Can you differentiate with respect to a sum? Is the following true?
\begin{equation}
\frac{\partial}{\partial (5a+3b)} \operatorname{Exp}[(5a+3b)\alpha - (3a+5b)\beta] = \alpha \operatorname{Exp}[(5a+3b)\alpha - (3a+5b)\beta] .
\end{equation}
Can you differentiate with respect to a sum like this? (Or perhaps equivalently substitute $x=5a+3b$?). Note that $a$ and $b$ are not dependent on $\alpha$ or $\beta$, but all of the terms, $a$, $b$, $\alpha$ and $\beta$ are all dependent on a further variable, $\tau$. The equation above is a simplified version of what I actually want to find, which is a functional derivative.
Edit2: So my non-simplified question is whether this is true:
\begin{equation}
\frac{\delta}{\delta x(\tau')} \operatorname{Exp}[\int_0^p d\tau (x (\tau) \alpha (\tau) - y (\tau)\beta (\tau))] = \alpha (\tau') \operatorname{Exp}[\int_0^p d\tau' (x (\tau')\alpha(\tau') - y (\tau')\beta (\tau'))] .
\end{equation}
where $x (\tau)=5a (\tau)+3b (\tau)$, $y(\tau)=3a (\tau)+5b (\tau)$ and each of $\alpha$, $\beta$, $a$ and $b$ (and therefore $x$ and $y$) are operators. - Does it matter that the functional derivative is with respect to a sum?
Thanks.
Edit1: Thanks @henry for spotting my typo. - The right hand side of the equation is $\alpha \operatorname{Exp}[(5a+3b)\alpha - (3a+5b)\beta]$ not just $\alpha$!
 A: If you are in an $n$-dimensional environment (here $n=2$) you only can talk about partial derivatives like ${\partial\over \partial x}$, ${\partial\over \partial y}$ or ${\partial\over \partial x_k}$ after you have chosen $n$ coordinate functions $x_k$ (resp. $x$ and $y$ in the case $n=2$).
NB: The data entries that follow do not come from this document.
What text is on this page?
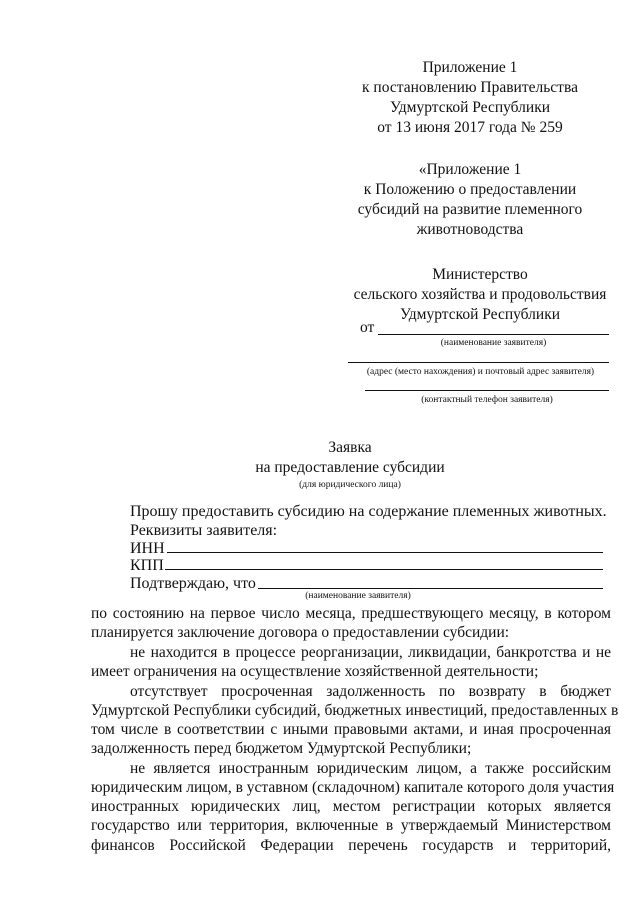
Приложение 1
к постановлению Правительства
Удмуртской Республики
от 13 июня 2017 года № 259
«Приложение 1
к Положению о предоставлении
субсидий на развитие племенного
животноводства
Министерство
сельского хозяйства и продовольствия
Удмуртской Республики
от
(наименование заявителя)
(адрес (место нахождения) и почтовый адрес заявителя)
(контактный телефон заявителя)
Заявка
на предоставление субсидии
(для юридического лица)
Прошу предоставить субсидию на содержание племенных животных.
Реквизиты заявителя:
ИНН
КПП
Подтверждаю, что
(наименование заявителя)
по состоянию на первое число месяца, предшествующего месяцу, в котором
планируется заключение договора о предоставлении субсидии:
не находится в процессе реорганизации, ликвидации, банкротства и не
имеет ограничения на осуществление хозяйственной деятельности;
отсутствует просроченная задолженность по возврату в бюджет
Удмуртской Республики субсидий, бюджетных инвестиций, предоставленных в
том числе в соответствии с иными правовыми актами, и иная просроченная
задолженность перед бюджетом Удмуртской Республики;
не является иностранным юридическим лицом, а также российским
юридическим лицом, в уставном (складочном) капитале которого доля участия
иностранных юридических лиц, местом регистрации которых является
государство или территория, включенные в утверждаемый Министерством
финансов Российской Федерации перечень государств и территорий,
Maybe in your case the two intended coordinate functions are $x:=5a+3b$ and $y:=3a+5b$. Anyway, before one has agreed to ${\it both}$ $x$ and $y$  it is ${\it forbidden}$ to talk about ${\partial \over \partial x}$ or ${\partial \over \partial y}$. So let's assume we have chosen $x$ and $y$ as mentioned. Then the left side of your expression amounts to
${\partial\over \partial x}\exp(\alpha x+\beta y)$, and this by the rules of calculus computes to $\alpha \exp(\alpha x+\beta y)$, which is a function of $x$ and $y$ and not the constant $\alpha$ proposed in your question.
A: Yes, assuming the conditions of the implicit function theorem are satisfied. The easiest way to show this is to make the change of variables so that the derivative is expressed in terms of one of the new variables. If an implicit function exists, then it is always possible to make such a change of variables.